Existiria
uma personagem da literatura mais bela que todas as outras? Seria possível
compará-las?
Woody Allen, o cineasta e comediante
norte americano, usou da ironia para dizer que a grande vantagem da masturbação
é que ela permite fazer amor com quem você quiser. Parodiando-o, sem ironia, poderíamos dizer que a grande vantagem da
literatura é que ela permite colocar em sua heroína a beleza que você quiser. Mas,
como comparar a beleza (física) das personagens se a personagem descrita pelo
romancista está à espera da fisionomia que você vai colocar na mesma?
Sendo impossível responder
objetivamente, posso dizer que todas as personagens dos romances que li têm a
beleza que imaginei para cada uma delas, o que me permite, com certa ousadia,
compará-las.
Lembro Catarina
Earnshaw de O Morro dos ventos uivantes
.
Bela, desde criança, mas não sei se sua beleza, meio bucólica, sobreviveria
longe dos ventos uivantes dos morros a açoitar seus cabelos. Parece-me que
perdeu um tanto de sua beleza depois que abandonou a charneca e, na minha
imaginação, já não era tão bela quando morreu nos braços do cigano que amou. E
Capitu, a célebre adúltera de Machado de Assis, de olhos de ressaca, “parecendo
uma epilepsia do mar”? Será que era bonita de verdade? Penso que para trair um
sujeito inseguro como Bentinho uma mulher sequer precisaria ser bonita. Enfim,
cada Dom Casmurro tem o chifre que merece independente da beleza da parceira. E
Ana Karenina?
Devia ser bela sim, mas possivelmente
um tanto gorda para os padrões atuais. Instável e atormentada, morreu debaixo
de um trem, e mulheres lindas a perder
de vista não se perdem debaixo de um
trem. Madame Bovary, por sua vez, imagino
parecida com a russa, e não apenas na
busca do adultério como redenção de vida . É provável que Ana Karenina fosse até mais bonita que Ema Bovary, mas a
dama criada por Flaubert tinha um tom a mais de sensualidade , o que a fazia
mais desejável.
Iracema de José Alencar, teve a beleza inflada pelos
adjetivos de seu exagerado autor , tal e qual as mulheres de hoje inflam com botox suas pobres belezas. ‘A
virgem dos lábios de mel que tinha os cabelos mais negros que a asa da graúna’
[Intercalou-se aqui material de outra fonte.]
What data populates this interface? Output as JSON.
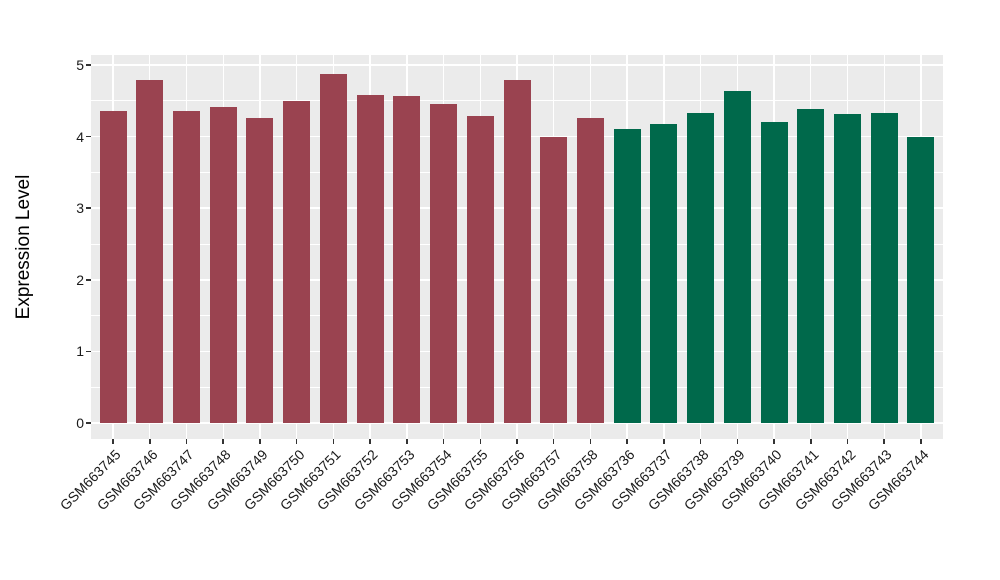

devia ser buchudinha e ter dentes
cariados, de pouco trato. Por sua vez a Mildred de Servidão Humana, de Somerset
Maugham, podia ser feia, vulgar e burra, mas extraía de sua postura inacessível
ao romantismo um poder de sedução tão
avassalador que sua beleza se instalava para além de sua mediocridade.
Curiosamente, heroínas apenas
imaginadas podem tornar-se mais bonitas
quando se tornam palpáveis via atores que as representam. Lembro-me de Lara do
romance Doutor Jivago que se corporificou, através de Julie Christie, uma
beleza ao mesmo tempo poética e
selvagem. Ela teria tudo para ser a heroína mais bela das versões
cinematográficas de livros se...
Se não existisse Sofia Loren em Duas
mulheres (La ciociara), de Alberto Morávia. Já havia apreciado o romance quando
vi o filme anos depois. Nele surgiu,
para mim, a personagem mais bela da
literatura por estar associada ao rosto dessa atriz, que ganhou o Oscar por sua
interpretação. E Sofia Loren tinha, certamente, um rosto mais bonito do que
qualquer imaginação seria capaz de criar.